Le député Issa Qaraqeh- Traduction CPI


Le rapport publié par le centre d’orientation psychologique et social de la femme à Bethléem concernant l’impact des arrestations sur la famille palestinienne et plus précisément sur les enfants, a permit d’importantes révélations qu’aucune institution populaire ou gouvernementale n’avait précédemment énoncé, concernant le danger que ces arrestations constituent sur la vie et le futur de nos générations et notre société palestinienne.
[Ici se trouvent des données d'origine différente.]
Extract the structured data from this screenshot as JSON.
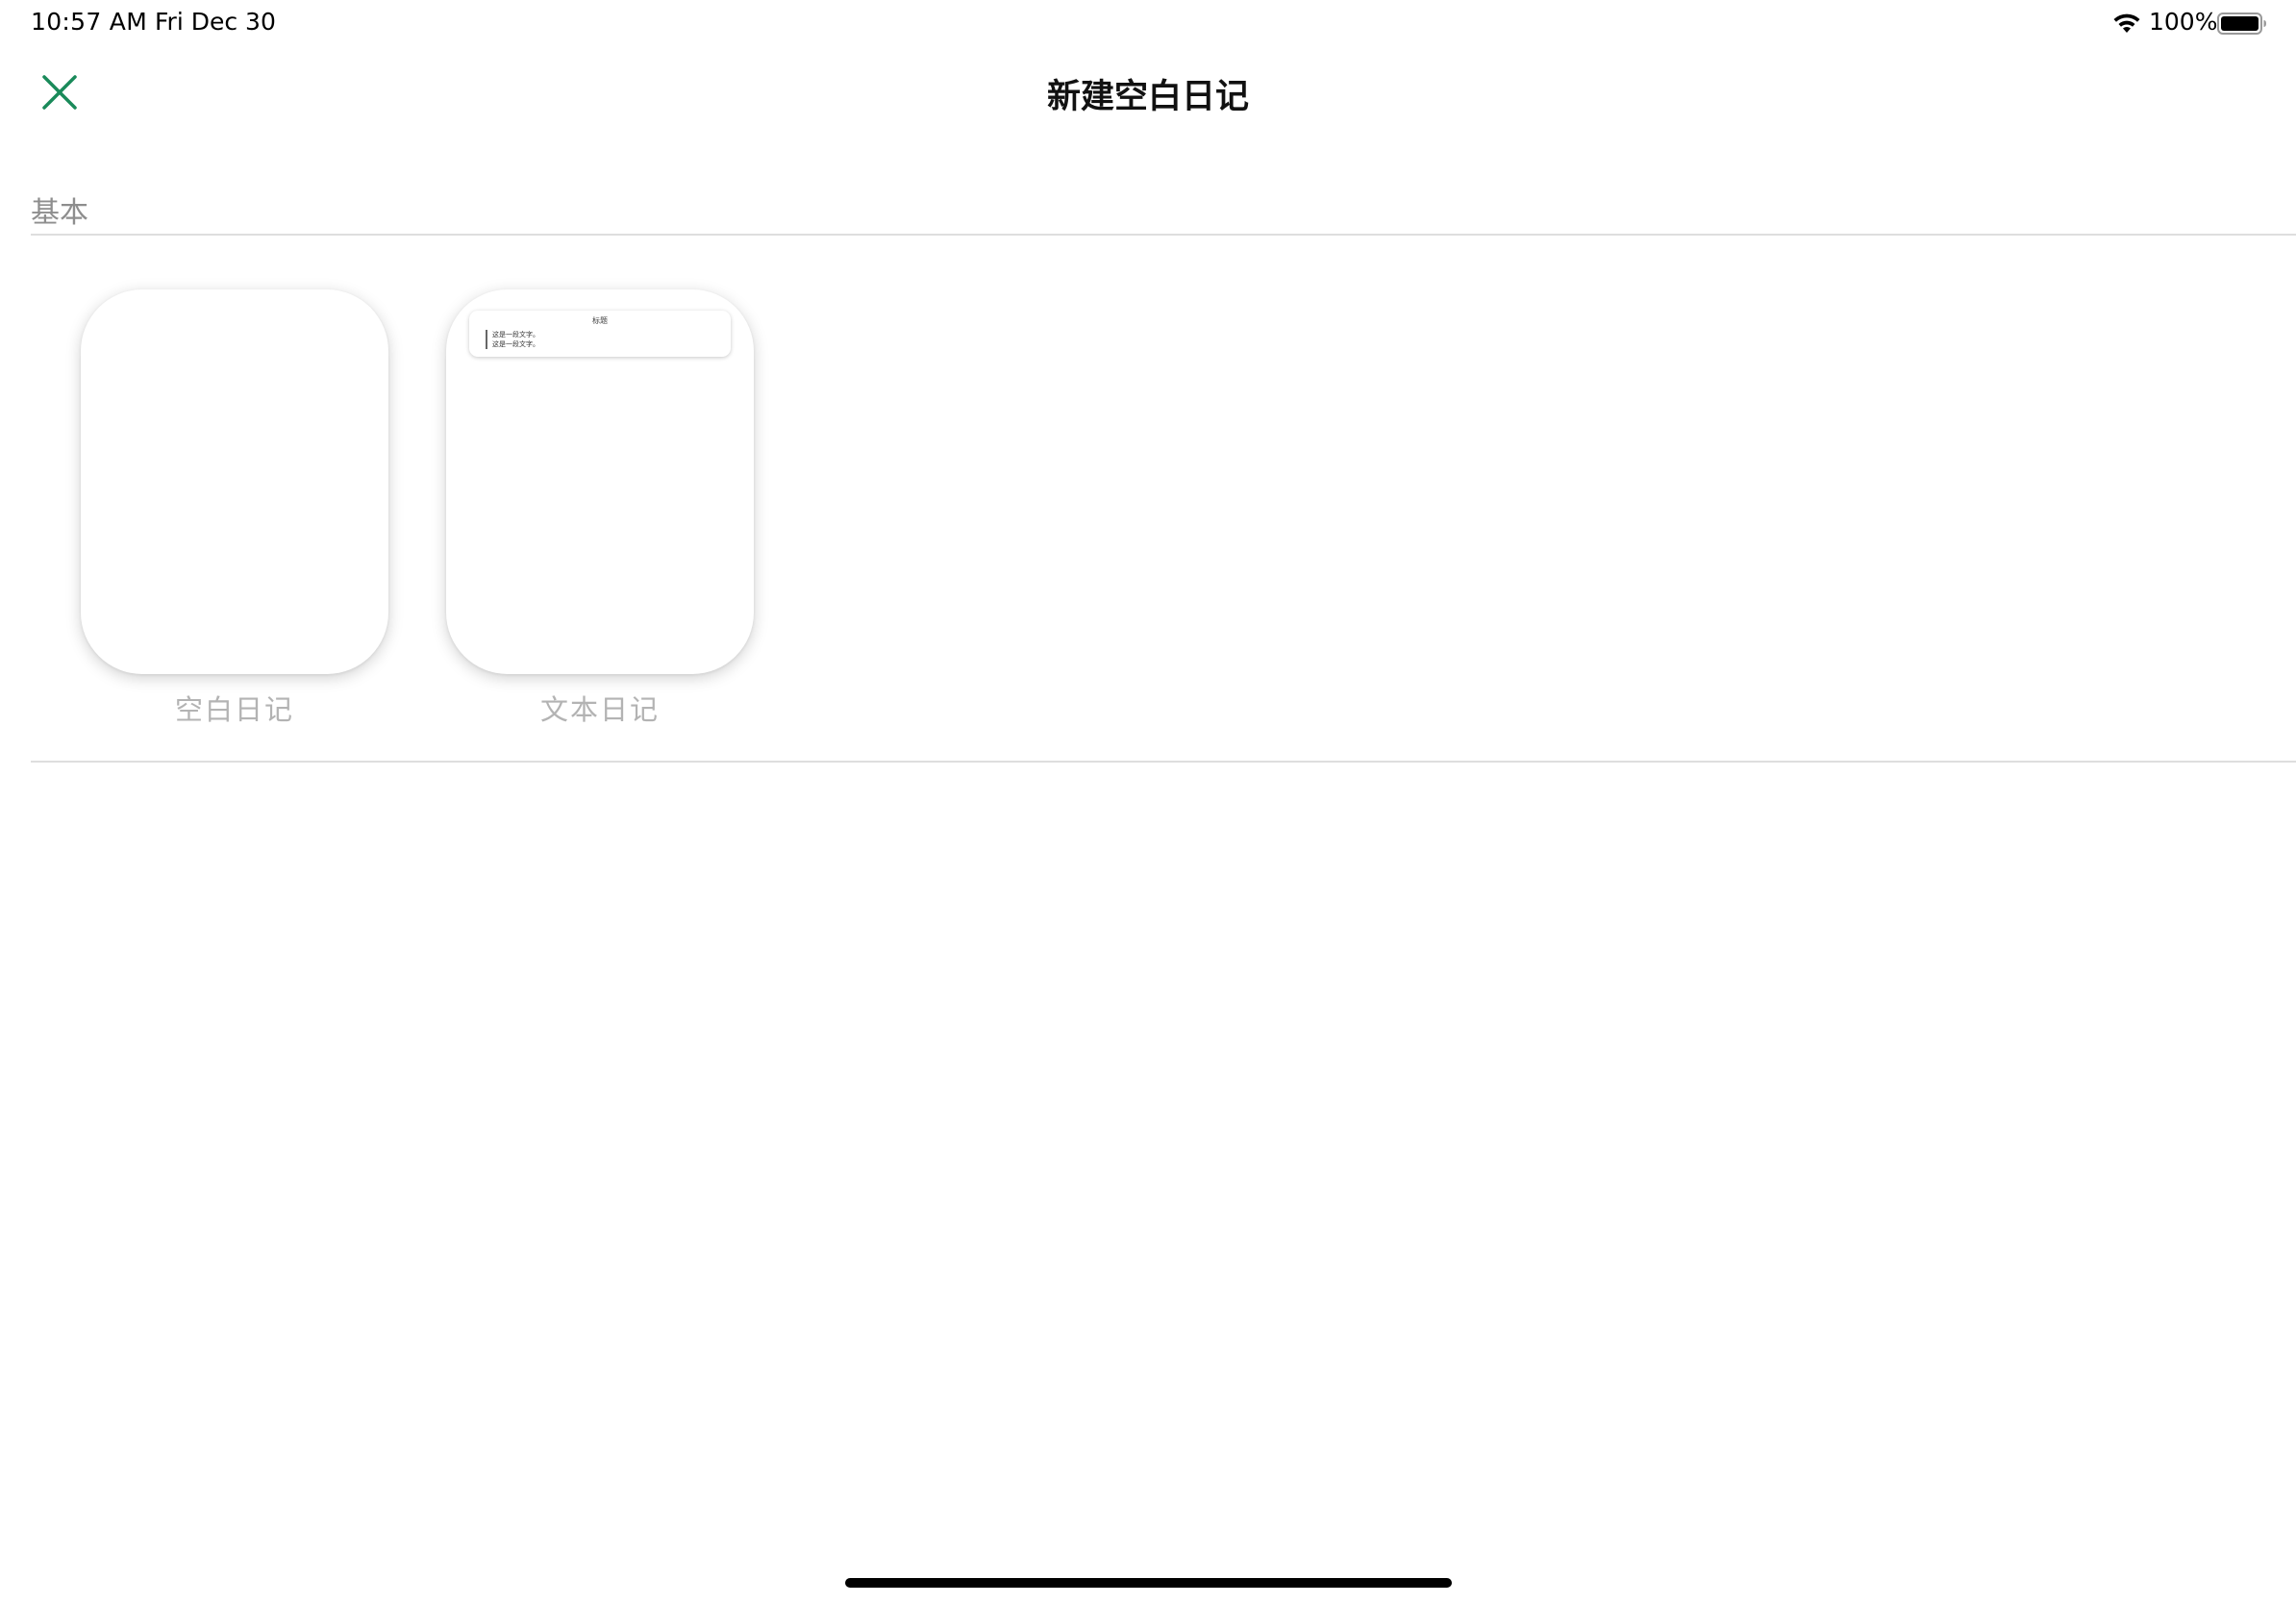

Les résultats publiés par le centre se basent sur une étude effectuée sur un échantillon de 360 familles palestiniennes de prisonniers. Ils révèlent l’impact psychologique et social de ces arrestations sur les enfants de ces familles, dont les réactions se partagent ainsi :


- Comportements agressifs = 15%
- Difficultés de nutrition = 10%
- Difficultés pour dormir = 13%
Urinations involontaires = 21%
- Isolation et repli sur soi = 7%
- Baisse du niveau académique : 27%
- Cas de peur = 28%
- Cauchemars = 21%

Cette recherche a par ailleurs indiqué que les arrestations ont eu également des effets négatifs sur les enfants majeurs issus de ces familles :

- Agressivité = 14%
- Comportement asocial = 13%
- Inquiétude = 46%
- Difficulté pour dormir = 44%
- Nerveux dans leurs relations avec autrui : 41%

Le centre révèle que plus de 110 de ces enfants furent transférés aux institutions sociales et psychologiques spécialisées pour recevoir les soins appropriés. Parmi ces cas, 31% ont besoin de traitement médical.
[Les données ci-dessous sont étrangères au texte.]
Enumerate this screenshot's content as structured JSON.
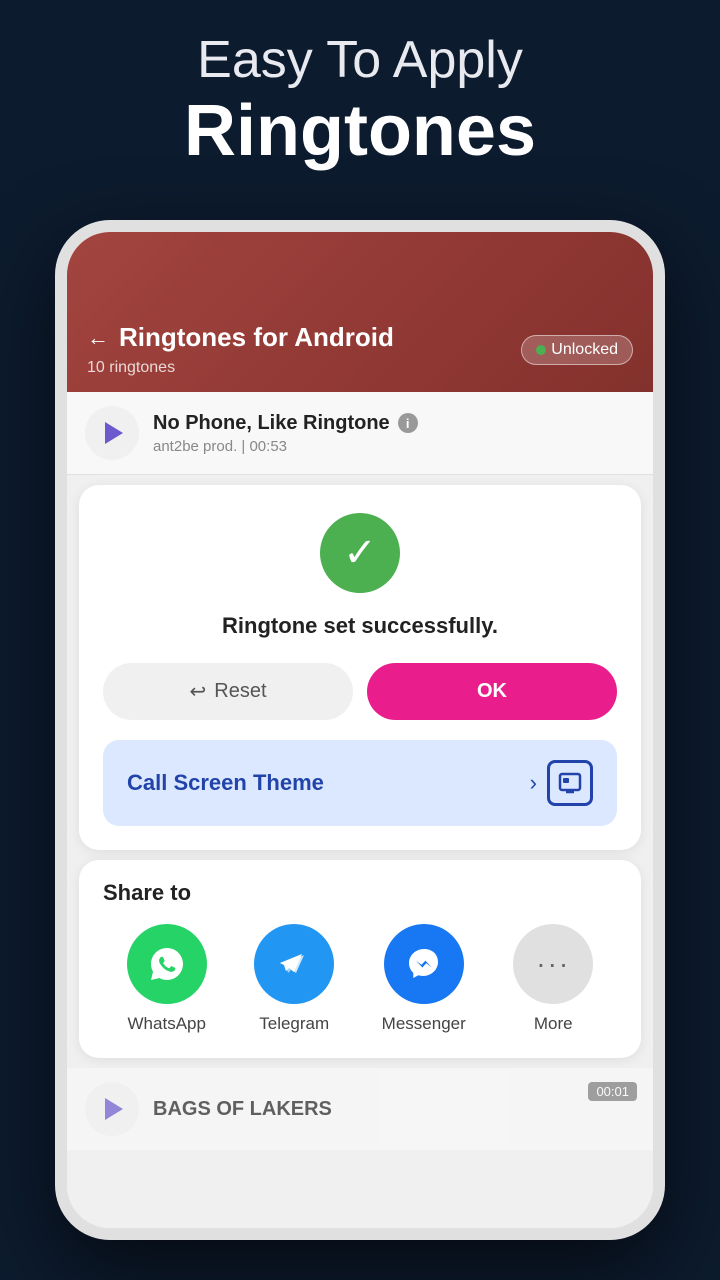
{
  "background": {
    "subtitle": "Easy To Apply",
    "title": "Ringtones"
  },
  "phone": {
    "header": {
      "back_icon": "←",
      "title": "Ringtones for Android",
      "count": "10 ringtones",
      "unlocked_label": "Unlocked"
    },
    "song": {
      "title": "No Phone, Like Ringtone",
      "meta": "ant2be prod. | 00:53"
    },
    "modal": {
      "success_message": "Ringtone set successfully.",
      "reset_label": "Reset",
      "ok_label": "OK",
      "reset_icon": "↩",
      "call_screen_label": "Call Screen Theme",
      "call_screen_chevron": "›"
    },
    "share": {
      "title": "Share to",
      "apps": [
        {
          "name": "WhatsApp",
          "class": "whatsapp",
          "icon": "●"
        },
        {
          "name": "Telegram",
          "class": "telegram",
          "icon": "✈"
        },
        {
          "name": "Messenger",
          "class": "messenger",
          "icon": "⚡"
        },
        {
          "name": "More",
          "class": "more",
          "icon": "···"
        }
      ]
    },
    "bottom_song": {
      "title": "BAGS OF LAKERS",
      "time": "00:01"
    }
  }
}
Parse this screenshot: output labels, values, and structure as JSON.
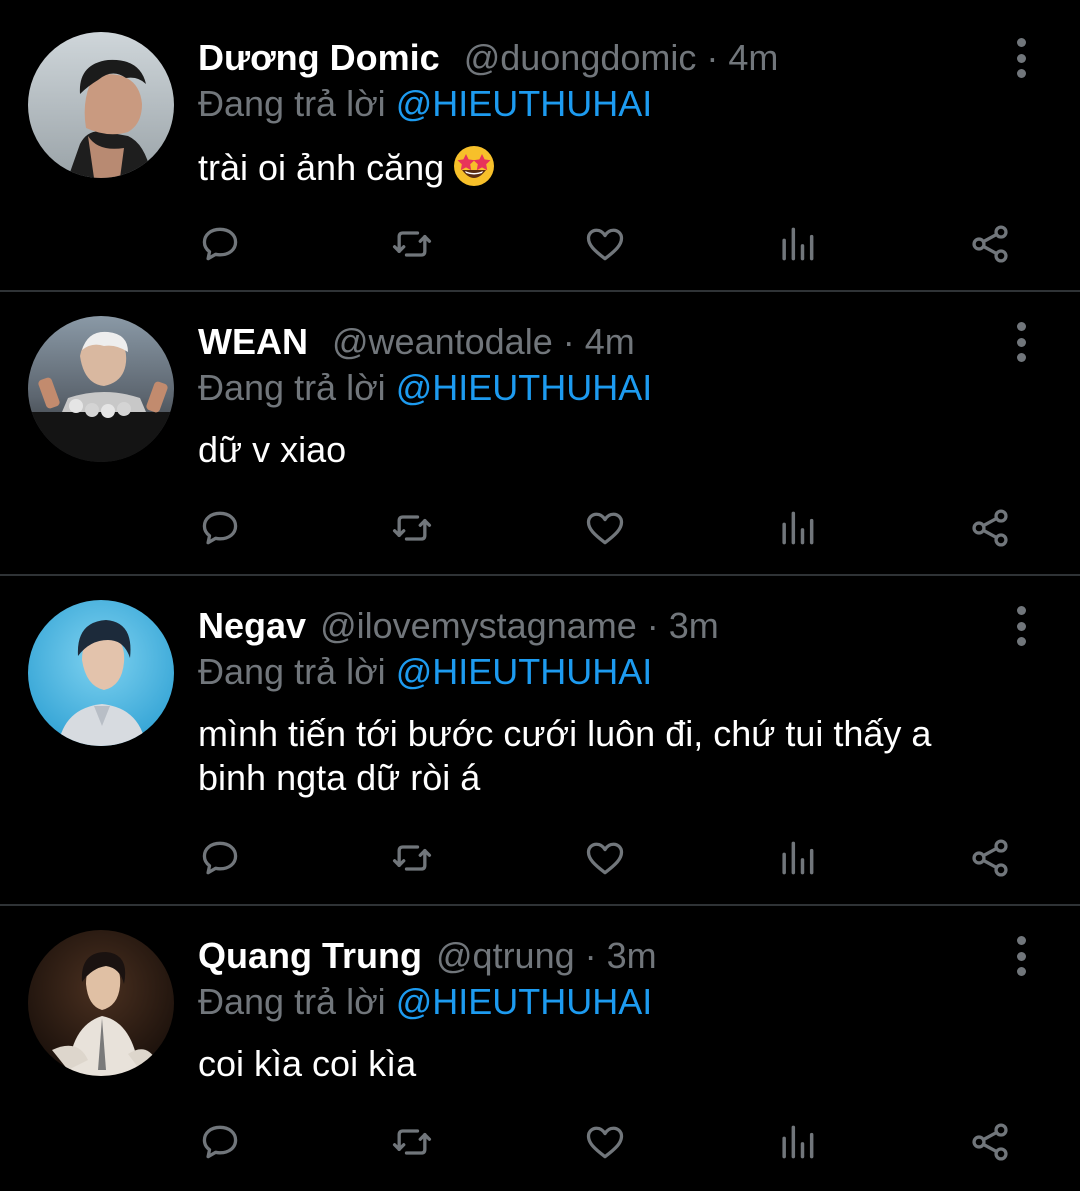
{
  "reply_prefix": "Đang trả lời",
  "dot": "·",
  "colors": {
    "background": "#000000",
    "name": "#ffffff",
    "meta": "#71767b",
    "mention": "#1d9bf0",
    "divider": "#2f3336"
  },
  "icons": {
    "reply": "reply-icon",
    "retweet": "retweet-icon",
    "like": "heart-icon",
    "views": "analytics-icon",
    "share": "share-icon",
    "more": "more-vertical-icon"
  },
  "tweets": [
    {
      "name": "Dương Domic",
      "handle": "@duongdomic",
      "time": "4m",
      "reply_to": "@HIEUTHUHAI",
      "text": "trài oi ảnh căng",
      "emoji": "star-struck-emoji"
    },
    {
      "name": "WEAN",
      "handle": "@weantodale",
      "time": "4m",
      "reply_to": "@HIEUTHUHAI",
      "text": "dữ v xiao"
    },
    {
      "name": "Negav",
      "handle": "@ilovemystagname",
      "time": "3m",
      "reply_to": "@HIEUTHUHAI",
      "text": "mình tiến tới bước cưới luôn đi, chứ tui thấy a binh ngta dữ ròi á"
    },
    {
      "name": "Quang Trung",
      "handle": "@qtrung",
      "time": "3m",
      "reply_to": "@HIEUTHUHAI",
      "text": "coi kìa coi kìa"
    }
  ]
}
Ainsi, non seulement le prisonnier souffre de sa détention, mais celle-ci constitue un réel danger de destruction pour la famille et les enfants du prisonnier à bien des dimensions : social, psychologique, économique et humaine.

Cette recherche débouche sur la question du futur des enfants des prisonniers palestiniens, atteint de traumatismes, de phobies, et de troubles, qui se sont transformés d’anges rêveurs en créatures effrayées, repliées sur elles-mêmes, aux rêves brisés, et craignant le futur.
Les enfants éveillés par les soldats à 3h du matin, les yeux innocents toujours ensommeillés, qui virent des soldats hurlants accompagnés de chiens enragés faire irruption dans leurs chambres, utiliser des armes et des bombes à son, mettre la chambre son dessus dessous, sortir la famille pieds et poings liés, et emmener le père et le frère au centre de détention après les avoir ligotés et leur avoir mis un sac noir sur la tête. Toutes ces agressions se déroulent souvent en face des autres membres de la famille.

C’est une scène qui ne laisse pas seulement d’amers souvenirs, mais aussi de profondes entailles dans l’âme et la mémoire, ainsi que de tristes questions auxquelles l’enfant ne peut répondre.
J’ai eu connaissance des cris des enfants de Qahirah al Sâadi, faite prisonnière chez elle après minuit… Les petits continuèrent à l’appeler alors que leur mère, enchaînée, avait été emmenée vers une direction inconnue.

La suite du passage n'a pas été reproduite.